Halq’eméylem is not just another list of words for the same things.

Stó:lô culture is deeply embedded in the 10,0000-year-old dialect.

Christine Seymour, both a student and teacher of Halq’eméylem, has gained a much deeper understanding of her culture by learning the language. Simple nouns, verbs and everyday expressions reveal deep connections to the land.

She learned that the word for Earth, tém:éxw, contains the same root word as xwélmexw.

“When we took care of our people after they died … we wrapped them in the trees, and then they returned back to the land. So tém:éxw means ‘our person in the land,’ ” she explains.

“Those two words show that connection and it made it clear for me because our ancestors were returned back to the land and that is where the animals get their nutrients from and our people had such a high respect for the animals and the trees. We really believe we’re connected.”

As a child, Seymour would hear her grandparents say “grandfather sun is strong today” on hot summer days. Her children are learning that when someone calls to “brother raven,” they really consider the bird to be a sibling.

“It feels good to remember our ancestors and to see what they’re saying really is true,” she says.

Elizabeth Phillips, the only living fluent speaker, says Halq’eméylem is “expressive and picturesque,” with words for feelings that English can’t describe.

WATCH: Elizabeth Phillips reads ‘Bear and Coyote’ in Halq’eméylem.

She has seen students learn these words and say: “I didn’t think I could say that!”

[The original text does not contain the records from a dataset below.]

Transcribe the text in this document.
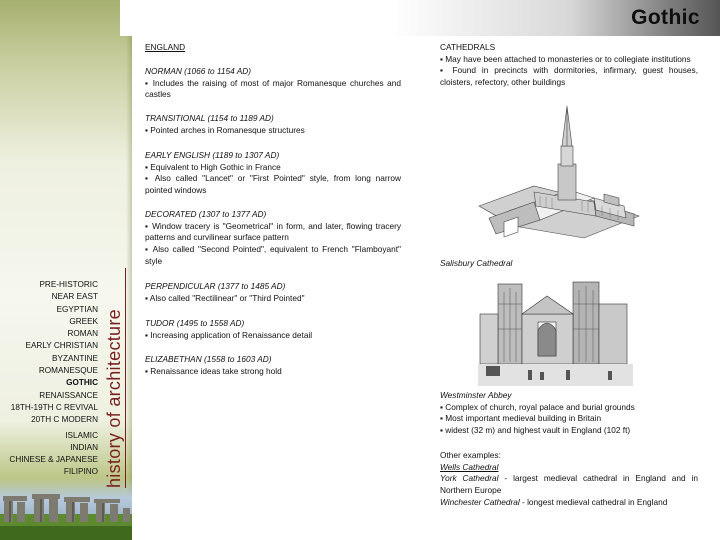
history of architecture
PRE-HISTORIC
NEAR EAST
EGYPTIAN
GREEK
ROMAN
EARLY CHRISTIAN
BYZANTINE
ROMANESQUE
GOTHIC
RENAISSANCE
18TH-19TH C REVIVAL
20TH C MODERN
ISLAMIC
INDIAN
CHINESE & JAPANESE
FILIPINO
Gothic

ENGLAND

NORMAN (1066 to 1154 AD)

▪ Includes the raising of most of major Romanesque churches and castles

TRANSITIONAL (1154 to 1189 AD)

▪ Pointed arches in Romanesque structures

EARLY ENGLISH (1189 to 1307 AD)

▪ Equivalent to High Gothic in France

▪ Also called "Lancet" or "First Pointed" style, from long narrow pointed windows

DECORATED (1307 to 1377 AD)

▪ Window tracery is "Geometrical" in form, and later, flowing tracery patterns and curvilinear surface pattern

▪ Also called "Second Pointed", equivalent to French "Flamboyant" style

PERPENDICULAR (1377 to 1485 AD)

▪ Also called "Rectilinear" or "Third Pointed"

TUDOR (1495 to 1558 AD)

▪ Increasing application of Renaissance detail

ELIZABETHAN (1558 to 1603 AD)

▪ Renaissance ideas take strong hold

CATHEDRALS

▪ May have been attached to monasteries or to collegiate institutions

▪ Found in precincts with dormitories, infirmary, guest houses, cloisters, refectory, other buildings

Salisbury Cathedral

Westminster Abbey

▪ Complex of church, royal palace and burial grounds

▪ Most important medieval building in Britain

▪ widest (32 m) and highest vault in England (102 ft)

Other examples:

Wells Cathedral

York Cathedral - largest medieval cathedral in England and in Northern Europe

Winchester Cathedral - longest medieval cathedral in England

UBC linguist Strang Burton, who has worked with the Sto:lo Nation since the mid-1990s, says the 10,000-year-old language contains many words that don’t translate to English and rediscovering them opens up a world nearly lost.

He says there’s a “rich complexity” to the structure of the language.

“I think of it as like a cathedral in terms of all the intricacies of how it’s all put together and how it works to express ideas,” Burton says.

About half the sounds used to compose Halq’eméylem words don’t exist in English.

There are eight different consonants that sounds like a “k” to English speakers, he says.

Even after more than 20 years of studying the language, Burton struggles to hear the difference. He has even taken ultrasounds of Phillips’ tongues to show how one sound is made with the tongue slightly farther back or forward.